Faktor risiko untuk gangguan kesehatan mental dan penggunaan zat bersifat kompleks. Jarang terjadi bahwa gangguan kesehatan mental dapat dikaitkan dengan satu faktor atau penyebab. Seperti yang kita diskusikan secara rinci dalam entri kami di Kesehatan Mental, kelompok gangguan ini biasanya hasil dari interaksi atribut individu, variabel sosial dan faktor lingkungan. Tidak hanya sulit untuk secara langsung mengidentifikasi, tetapi juga berubah dan berkembang sepanjang perjalanan hidup kita.

Karena itu kita harus berhati-hati ketika mencoba untuk menyiratkan hubungan yang kuat antara faktor risiko dan gangguan kesehatan mental. Meskipun demikian, ada sejumlah skenario lingkungan, sosial dan ekonomi yang tampaknya berhubungan dengan prevalensi gangguan kesehatan mental.6 Tingkat pendidikan tampaknya memiliki hubungan penting dengan prevalensi depresi; tetapi bahkan lebih kuat dari ini adalah status pekerjaan kami.

Dalam grafik di bawah ini kita melihat prevalensi depresi yang dilaporkan sendiri pada orang dewasa yang berusia 25-64 tahun, dibedakan oleh tingkat pendidikan tertinggi yang dicapai dan status pekerjaan (yang kita diskusikan lebih lanjut dalam entri kita). Di sini 'aktif' berarti 'aktif mencari pekerjaan', dan 'total' termasuk mereka yang bekerja, aktif mencari pekerjaan dan juga mereka yang menganggur. Data ini hanya tersedia untuk negara-negara OECD; Anda dapat melihat ini menggunakan "negara perubahan" di sudut kiri bawah bagan interaktif.

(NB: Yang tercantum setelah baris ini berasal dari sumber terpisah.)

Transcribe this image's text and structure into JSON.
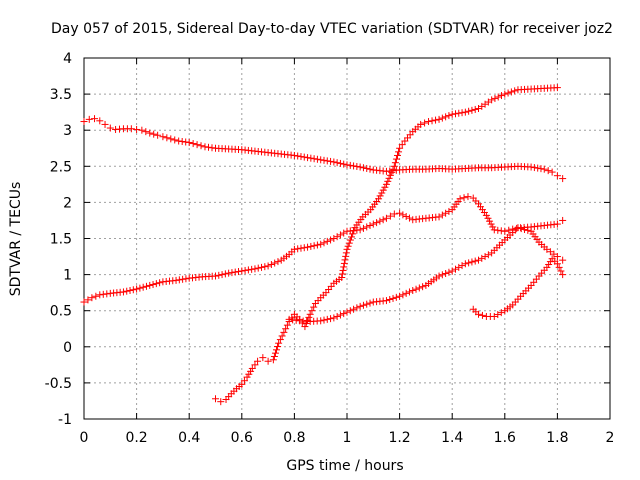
{
  "chart_data": {
    "type": "scatter",
    "title": "Day 057 of 2015, Sidereal Day-to-day VTEC variation (SDTVAR) for receiver joz2",
    "xlabel": "GPS time / hours",
    "ylabel": "SDTVAR / TECUs",
    "xlim": [
      0,
      2
    ],
    "ylim": [
      -1,
      4
    ],
    "x_ticks": [
      "0",
      "0.2",
      "0.4",
      "0.6",
      "0.8",
      "1",
      "1.2",
      "1.4",
      "1.6",
      "1.8",
      "2"
    ],
    "y_ticks": [
      "-1",
      "-0.5",
      "0",
      "0.5",
      "1",
      "1.5",
      "2",
      "2.5",
      "3",
      "3.5",
      "4"
    ],
    "grid": true,
    "marker": "+",
    "color": "#ff0000",
    "series": [
      {
        "x": [
          0,
          0.02,
          0.04,
          0.06,
          0.08,
          0.1,
          0.12,
          0.15,
          0.18,
          0.2,
          0.22,
          0.25,
          0.28,
          0.3,
          0.33,
          0.36,
          0.4,
          0.43,
          0.46,
          0.5,
          0.55,
          0.6,
          0.65,
          0.7,
          0.75,
          0.8,
          0.85,
          0.9,
          0.95,
          1.0,
          1.05,
          1.1,
          1.15,
          1.2,
          1.25,
          1.3,
          1.35,
          1.4,
          1.45,
          1.5,
          1.55,
          1.6,
          1.65,
          1.7,
          1.75,
          1.78,
          1.8,
          1.82
        ],
        "y": [
          3.12,
          3.15,
          3.16,
          3.13,
          3.08,
          3.03,
          3.01,
          3.02,
          3.02,
          3.01,
          3.0,
          2.96,
          2.93,
          2.91,
          2.88,
          2.85,
          2.83,
          2.8,
          2.77,
          2.75,
          2.74,
          2.73,
          2.71,
          2.69,
          2.67,
          2.65,
          2.62,
          2.59,
          2.56,
          2.52,
          2.49,
          2.45,
          2.43,
          2.45,
          2.46,
          2.46,
          2.47,
          2.46,
          2.47,
          2.48,
          2.48,
          2.49,
          2.5,
          2.49,
          2.46,
          2.42,
          2.37,
          2.33
        ]
      },
      {
        "x": [
          0,
          0.03,
          0.06,
          0.1,
          0.15,
          0.2,
          0.25,
          0.3,
          0.35,
          0.4,
          0.45,
          0.5,
          0.55,
          0.6,
          0.65,
          0.7,
          0.75,
          0.78,
          0.8,
          0.85,
          0.9,
          0.95,
          1.0,
          1.05,
          1.1,
          1.15,
          1.18,
          1.2,
          1.25,
          1.3,
          1.35,
          1.4,
          1.43,
          1.46,
          1.48,
          1.5,
          1.53,
          1.56,
          1.6,
          1.63,
          1.66,
          1.7,
          1.75,
          1.8,
          1.82
        ],
        "y": [
          0.62,
          0.68,
          0.72,
          0.74,
          0.76,
          0.8,
          0.85,
          0.9,
          0.92,
          0.95,
          0.97,
          0.98,
          1.02,
          1.05,
          1.08,
          1.12,
          1.2,
          1.28,
          1.35,
          1.38,
          1.42,
          1.5,
          1.6,
          1.62,
          1.7,
          1.78,
          1.84,
          1.85,
          1.76,
          1.78,
          1.8,
          1.9,
          2.05,
          2.08,
          2.06,
          1.98,
          1.82,
          1.62,
          1.6,
          1.63,
          1.65,
          1.66,
          1.68,
          1.7,
          1.75
        ]
      },
      {
        "x": [
          0.5,
          0.52,
          0.54,
          0.56,
          0.58,
          0.6,
          0.62,
          0.64,
          0.66,
          0.68,
          0.7,
          0.72,
          0.74,
          0.76,
          0.78,
          0.8,
          0.82,
          0.84,
          0.86,
          0.88,
          0.9,
          0.92,
          0.95,
          0.98,
          1.0,
          1.03,
          1.06,
          1.09,
          1.12,
          1.15,
          1.18,
          1.2,
          1.22,
          1.25,
          1.28,
          1.31,
          1.35,
          1.4,
          1.45,
          1.5,
          1.55,
          1.6,
          1.65,
          1.7,
          1.75,
          1.8
        ],
        "y": [
          -0.72,
          -0.76,
          -0.73,
          -0.65,
          -0.58,
          -0.52,
          -0.42,
          -0.3,
          -0.2,
          -0.15,
          -0.2,
          -0.18,
          0.05,
          0.2,
          0.35,
          0.45,
          0.38,
          0.28,
          0.45,
          0.6,
          0.68,
          0.75,
          0.88,
          0.96,
          1.35,
          1.65,
          1.8,
          1.9,
          2.05,
          2.25,
          2.5,
          2.75,
          2.85,
          2.98,
          3.08,
          3.12,
          3.15,
          3.22,
          3.25,
          3.3,
          3.42,
          3.5,
          3.56,
          3.57,
          3.58,
          3.59
        ]
      },
      {
        "x": [
          0.78,
          0.82,
          0.86,
          0.9,
          0.95,
          1.0,
          1.05,
          1.1,
          1.15,
          1.2,
          1.25,
          1.3,
          1.35,
          1.4,
          1.45,
          1.5,
          1.55,
          1.6,
          1.65,
          1.7,
          1.73,
          1.76,
          1.8,
          1.82
        ],
        "y": [
          0.38,
          0.36,
          0.35,
          0.36,
          0.4,
          0.48,
          0.56,
          0.62,
          0.64,
          0.7,
          0.78,
          0.85,
          0.98,
          1.05,
          1.15,
          1.2,
          1.3,
          1.48,
          1.65,
          1.6,
          1.45,
          1.35,
          1.25,
          1.2
        ]
      },
      {
        "x": [
          1.48,
          1.5,
          1.53,
          1.56,
          1.6,
          1.63,
          1.66,
          1.7,
          1.73,
          1.76,
          1.78,
          1.8,
          1.82
        ],
        "y": [
          0.52,
          0.45,
          0.42,
          0.42,
          0.5,
          0.58,
          0.7,
          0.85,
          0.98,
          1.1,
          1.22,
          1.15,
          1.0
        ]
      }
    ]
  }
}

Secara keseluruhan kami melihat bahwa depresi cenderung paling rendah di antara kelompok yang telah mengambil pendidikan tinggi (universitas atau perguruan tinggi). Ini sebagian besar konsisten di seluruh negara, tetapi juga di seluruh kategori pekerjaan. Sebaliknya, prevalensi depresi biasanya paling tinggi pada mereka yang tidak melakukan pendidikan menengah atas. Namun, yang penting, kesenjangan antara tingkat pendidikan ini tampak semakin dekat - dan dalam beberapa kasus, menghilang - ketika kita hanya memikirkan mereka yang bekerja. Tingkat depresi pada mereka dengan tingkat pendidikan menengah atas yang lebih rendah yang digunakan sebanding dengan tingkat pendidikan lainnya.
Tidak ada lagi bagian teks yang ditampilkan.